As they start to wait, Earn gets a text from Van saying she’s thinking of moving back to her mother’s house — with Lottie. It’s clear she has no faith in Earn at this point, and he sinks into a chair, absorbing the text. Earn asks Darius whether he thinks Alfred is going to fire him. “I don’t know,” Darius says. “Maybe.” Earn looks like he might cry, and says, “I know you’re always at peace with everything, but my whole world’s falling apart.” Darius tries to assure him by saying that if Alfred does fire him, he’ll do it in Europe so Earn can see the world.
Back at home for the last time, they find Alfred on the couch in the field
Earn asks him if they can talk. “Let’s talk when we land, man,” Alfred replies, possibly confirming Darius’ theory. They head off to the airport, and we see them barely making it to security — where they run into Clark and Luke. Alfred hugs Luke, who says to him, “Did you check out that lawyer I sent you?” It’s a question that makes Earn wince — but he doesn’t know yet that he’s about to get his revenge, if inadvertently.
As they go through their bags at the TSA checkpoint, Earn opens his backpack only to see that he’s forgotten to get rid of the gun. Here, Murai mutes the sounds of the busy airport as Earn silently contemplates his options. He turns to Clark and Luke, and asks for a bin — and then we see that he’s gotten through security. “Whose bag is this?” yells a security guard behind them, but Earn doesn’t break stride.

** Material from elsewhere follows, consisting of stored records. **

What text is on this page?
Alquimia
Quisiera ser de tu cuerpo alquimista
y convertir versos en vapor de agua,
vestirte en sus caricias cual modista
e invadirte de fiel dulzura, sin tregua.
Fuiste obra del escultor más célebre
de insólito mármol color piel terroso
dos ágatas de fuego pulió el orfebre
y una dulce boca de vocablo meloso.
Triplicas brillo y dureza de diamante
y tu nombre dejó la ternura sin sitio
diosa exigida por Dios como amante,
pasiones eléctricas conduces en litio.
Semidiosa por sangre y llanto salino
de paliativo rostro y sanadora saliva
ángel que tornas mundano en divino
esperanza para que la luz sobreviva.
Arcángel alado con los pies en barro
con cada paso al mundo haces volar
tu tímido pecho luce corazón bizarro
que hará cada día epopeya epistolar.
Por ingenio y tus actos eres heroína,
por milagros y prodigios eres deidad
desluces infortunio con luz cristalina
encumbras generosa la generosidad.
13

As Alfred and Earn take their seats on the plane, Earn is slitty-eyed at the window seat. “I saw what you did,” Al says to him quietly. “At TSA. You ain’t gotta say shit.” Earn stares ahead, looking both half asleep and full of dread, bracing himself. Al continues: “You my family, Earn. You’re the only one that knows what I’m about. You give a fuck. I need that. Aight?” Earn nods.

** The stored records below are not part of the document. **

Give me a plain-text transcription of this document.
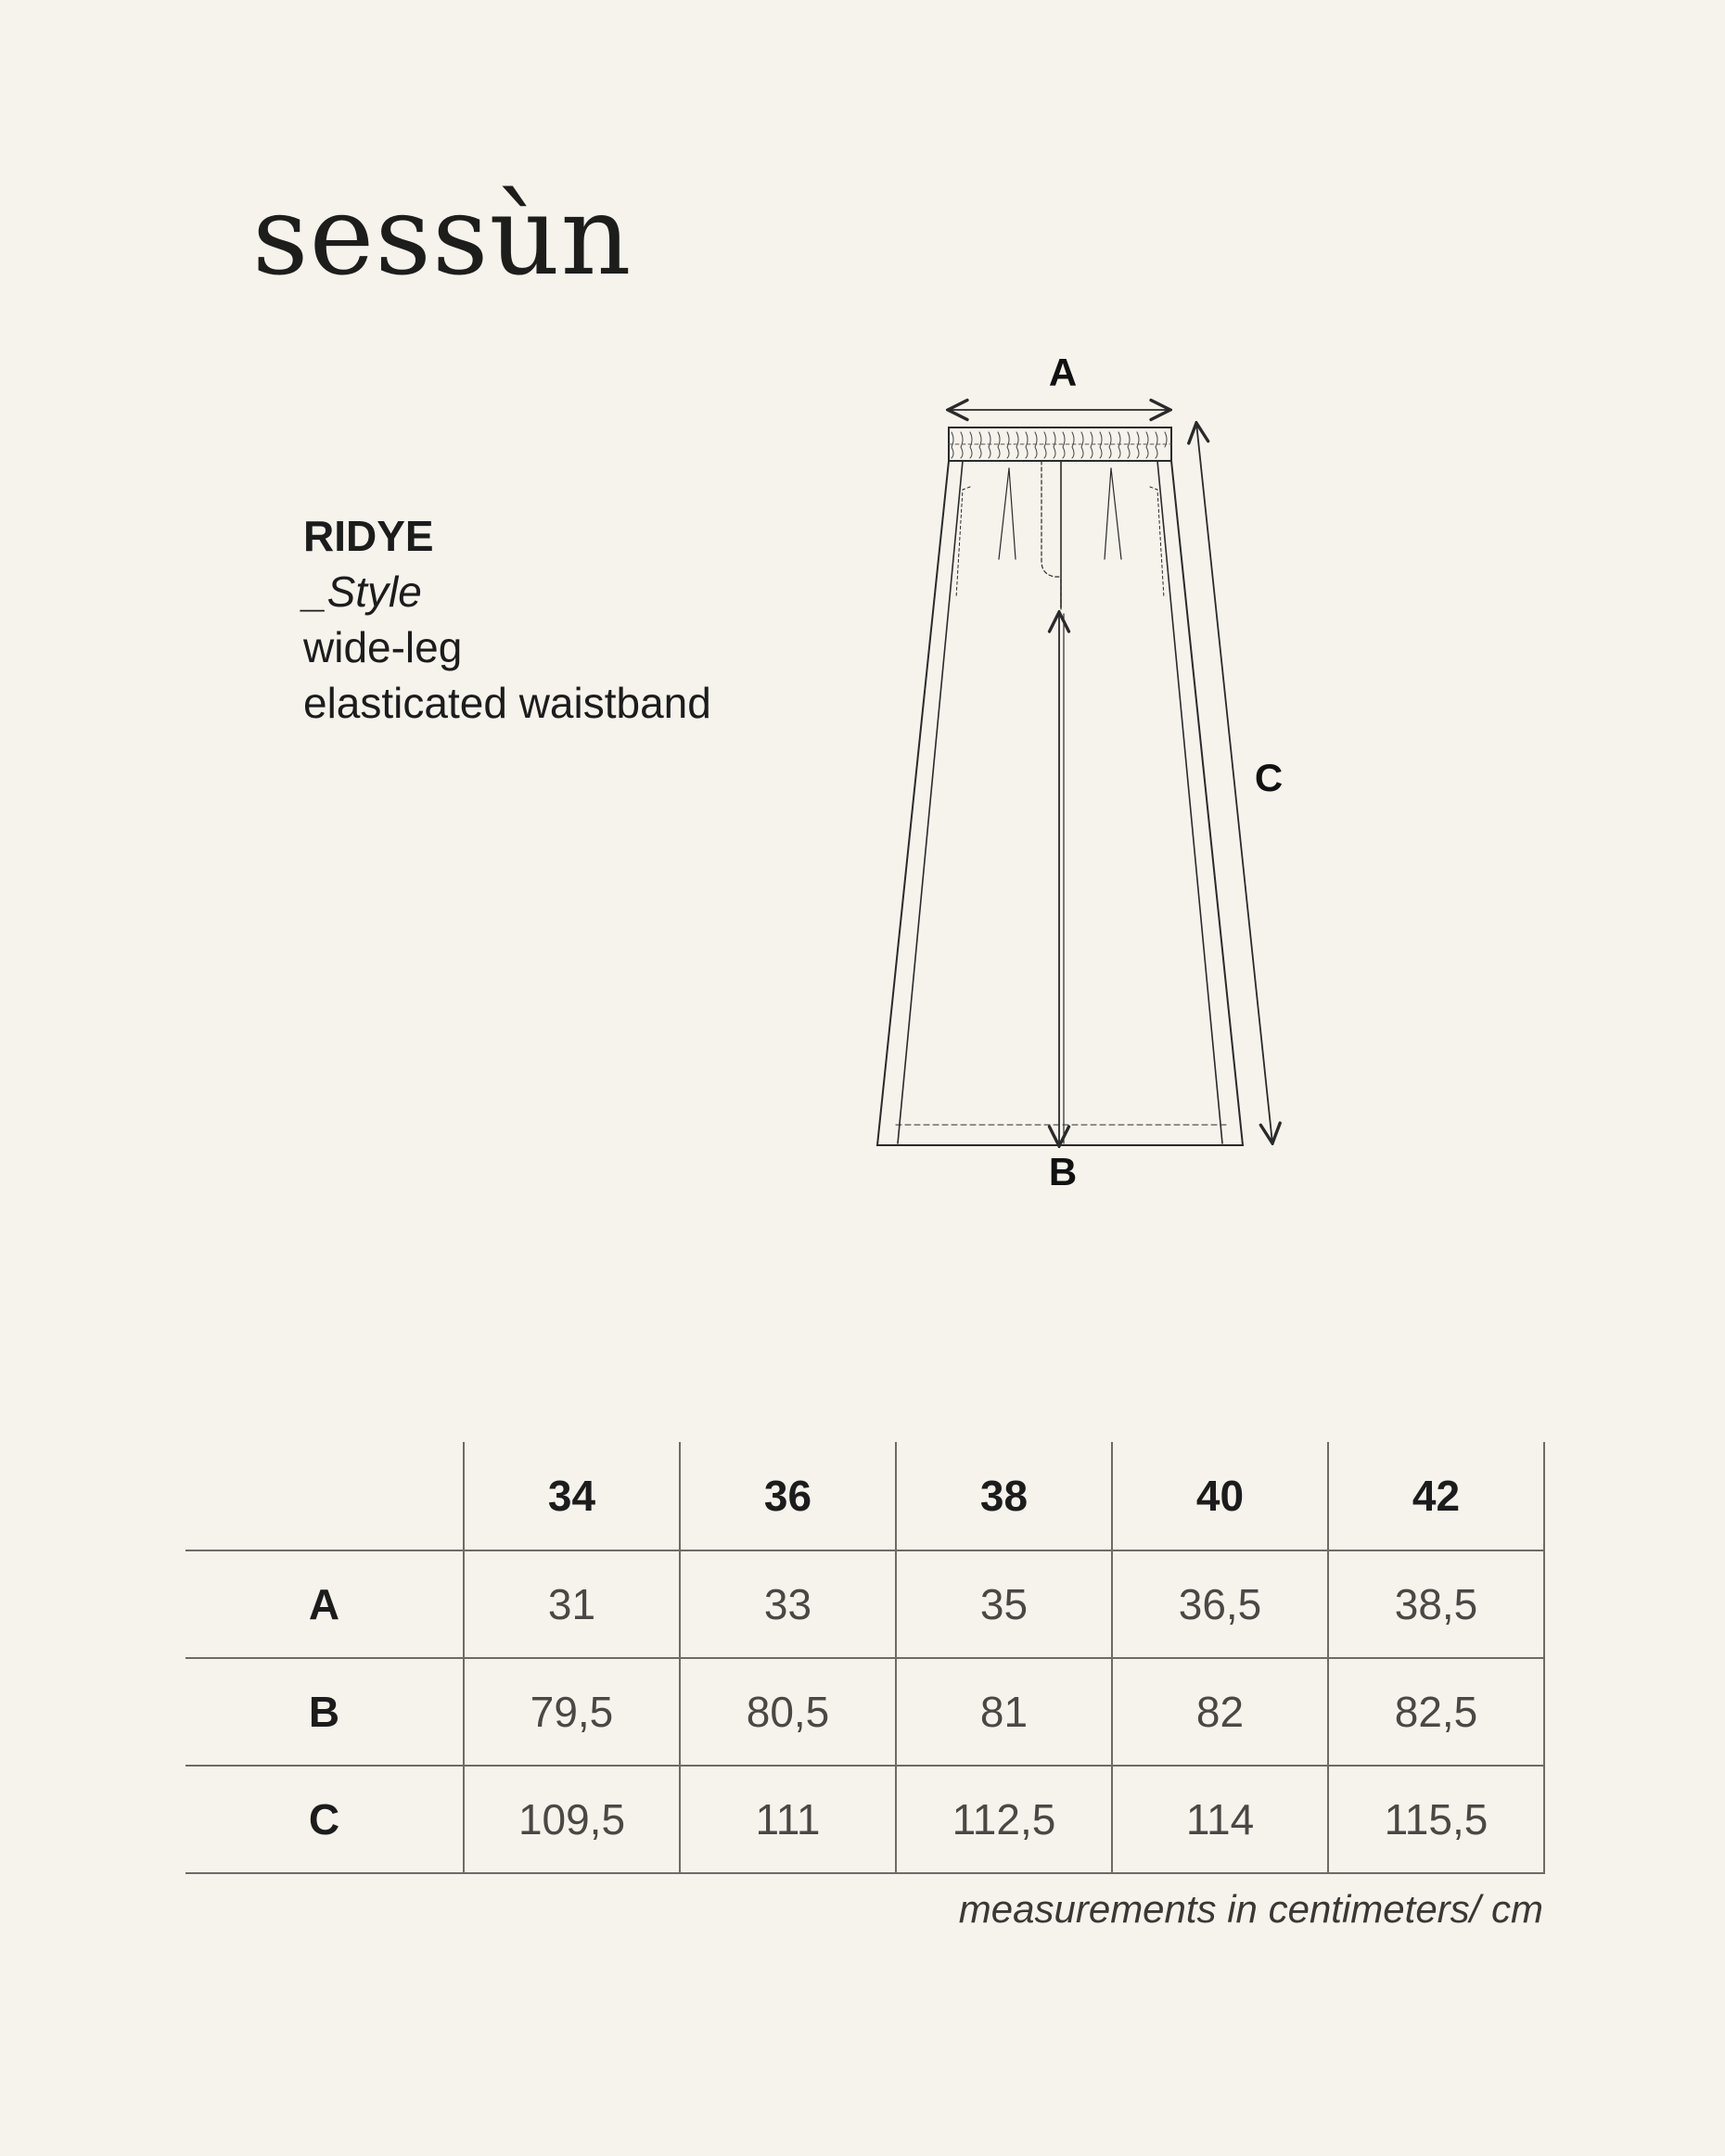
sessùn
RIDYE
_Style
wide-leg
elasticated waistband
A
C
B
	34	36	38	40	42
A	31	33	35	36,5	38,5
B	79,5	80,5	81	82	82,5
C	109,5	111	112,5	114	115,5
measurements in centimeters/ cm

Clark passes them as he heads to his seat: without Luke. “Luke got in some shit. Cops took him,” he says. Clark describes the golden gun, and Darius looks confused. Earn turns to Alfred, and says meaningfully, “The piece was in Clark’s bag.” Earn was trying to get Paper Boi that headlining spot after all — but instead, they both now know for a fact just how ambitious Clark is. As if there were any doubts.

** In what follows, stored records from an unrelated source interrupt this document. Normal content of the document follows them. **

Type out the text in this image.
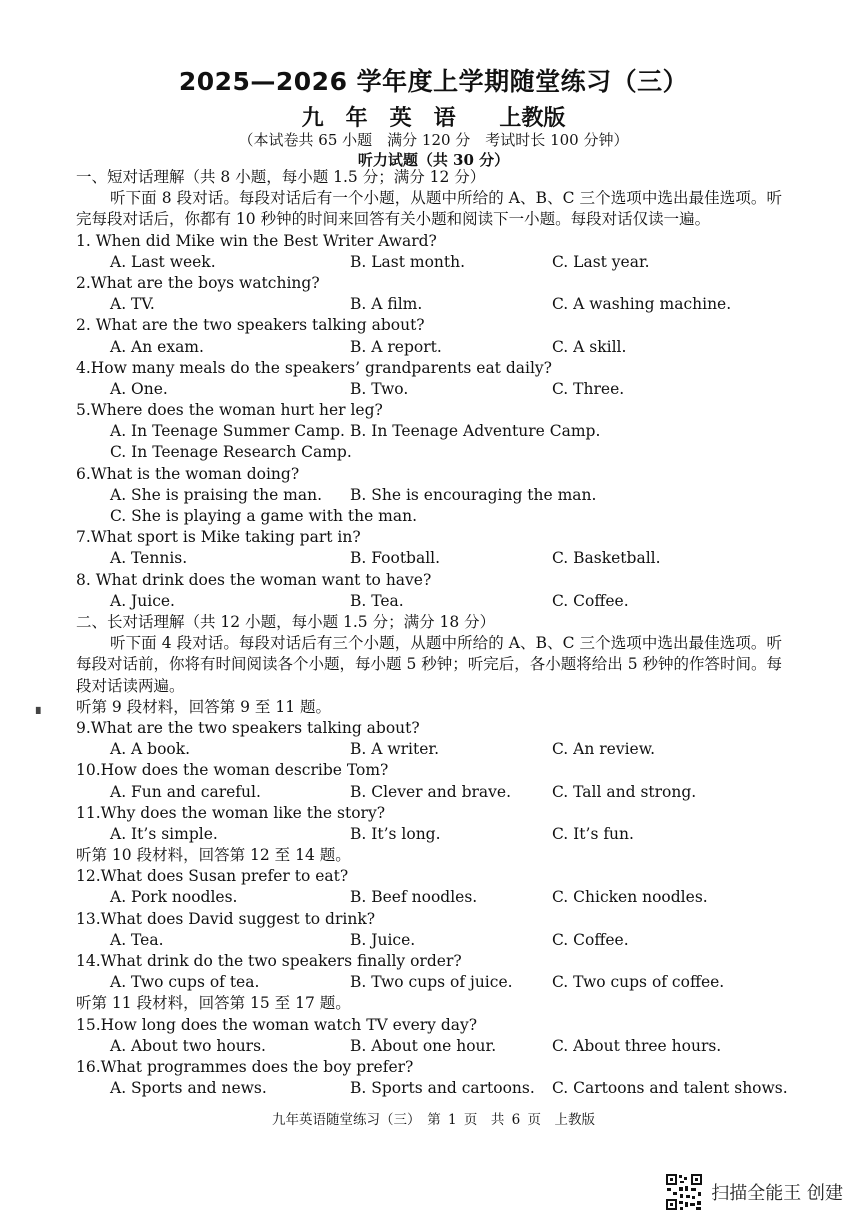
2025—2026 学年度上学期随堂练习（三）
九　年　英　语　 上教版
（本试卷共 65 小题　满分 120 分　考试时长 100 分钟）
听力试题（共 30 分）
▖
一、短对话理解（共 8 小题，每小题 1.5 分；满分 12 分）
听下面 8 段对话。每段对话后有一个小题，从题中所给的 A、B、C 三个选项中选出最佳选项。听完每段对话后，你都有 10 秒钟的时间来回答有关小题和阅读下一小题。每段对话仅读一遍。
1. When did Mike win the Best Writer Award?
A. Last week.	B. Last month.	C. Last year.
2.What are the boys watching?
A. TV.	B. A film.	C. A washing machine.
2. What are the two speakers talking about?
A. An exam.	B. A report.	C. A skill.
4.How many meals do the speakers’ grandparents eat daily?
A. One.	B. Two.	C. Three.
5.Where does the woman hurt her leg?
A. In Teenage Summer Camp. B. In Teenage Adventure Camp.
C. In Teenage Research Camp.
6.What is the woman doing?
A. She is praising the man. B. She is encouraging the man.
C. She is playing a game with the man.
7.What sport is Mike taking part in?
A. Tennis.	B. Football.	C. Basketball.
8. What drink does the woman want to have?
A. Juice.	B. Tea.	C. Coffee.
二、长对话理解（共 12 小题，每小题 1.5 分；满分 18 分）
听下面 4 段对话。每段对话后有三个小题，从题中所给的 A、B、C 三个选项中选出最佳选项。听每段对话前，你将有时间阅读各个小题，每小题 5 秒钟；听完后，各小题将给出 5 秒钟的作答时间。每段对话读两遍。
听第 9 段材料，回答第 9 至 11 题。
9.What are the two speakers talking about?
A. A book.	B. A writer.	C. An review.
10.How does the woman describe Tom?
A. Fun and careful.	B. Clever and brave.	C. Tall and strong.
11.Why does the woman like the story?
A. It’s simple.	B. It’s long.	C. It’s fun.
听第 10 段材料，回答第 12 至 14 题。
12.What does Susan prefer to eat?
A. Pork noodles.	B. Beef noodles.	C. Chicken noodles.
13.What does David suggest to drink?
A. Tea.	B. Juice.	C. Coffee.
14.What drink do the two speakers finally order?
A. Two cups of tea.	B. Two cups of juice.	C. Two cups of coffee.
听第 11 段材料，回答第 15 至 17 题。
15.How long does the woman watch TV every day?
A. About two hours.	B. About one hour.	C. About three hours.
16.What programmes does the boy prefer?
A. Sports and news.	B. Sports and cartoons. C. Cartoons and talent shows.
九年英语随堂练习（三）　第 1 页　共 6 页　上教版
扫描全能王 创建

This gun, “Atlanta” fans, has most certainly not gone off for the last time.
One last scene, though: poor Tracy
The sun has set on the couch, and we hear Tracy (Khris Davis) banging on the door — Tracy who’d beaten up Earn at Earn’s self-destructive behest in “North of the Border.”
Alfred didn’t even tell Tracy he was leaving. Or moving. Even though Earn had thought that Alfred had betrayed him in favor of Tracy, who was partially to blame for the comically disastrous events in that episode, Alfred has in fact chosen to stay loyal to his cousin and manager: Earn.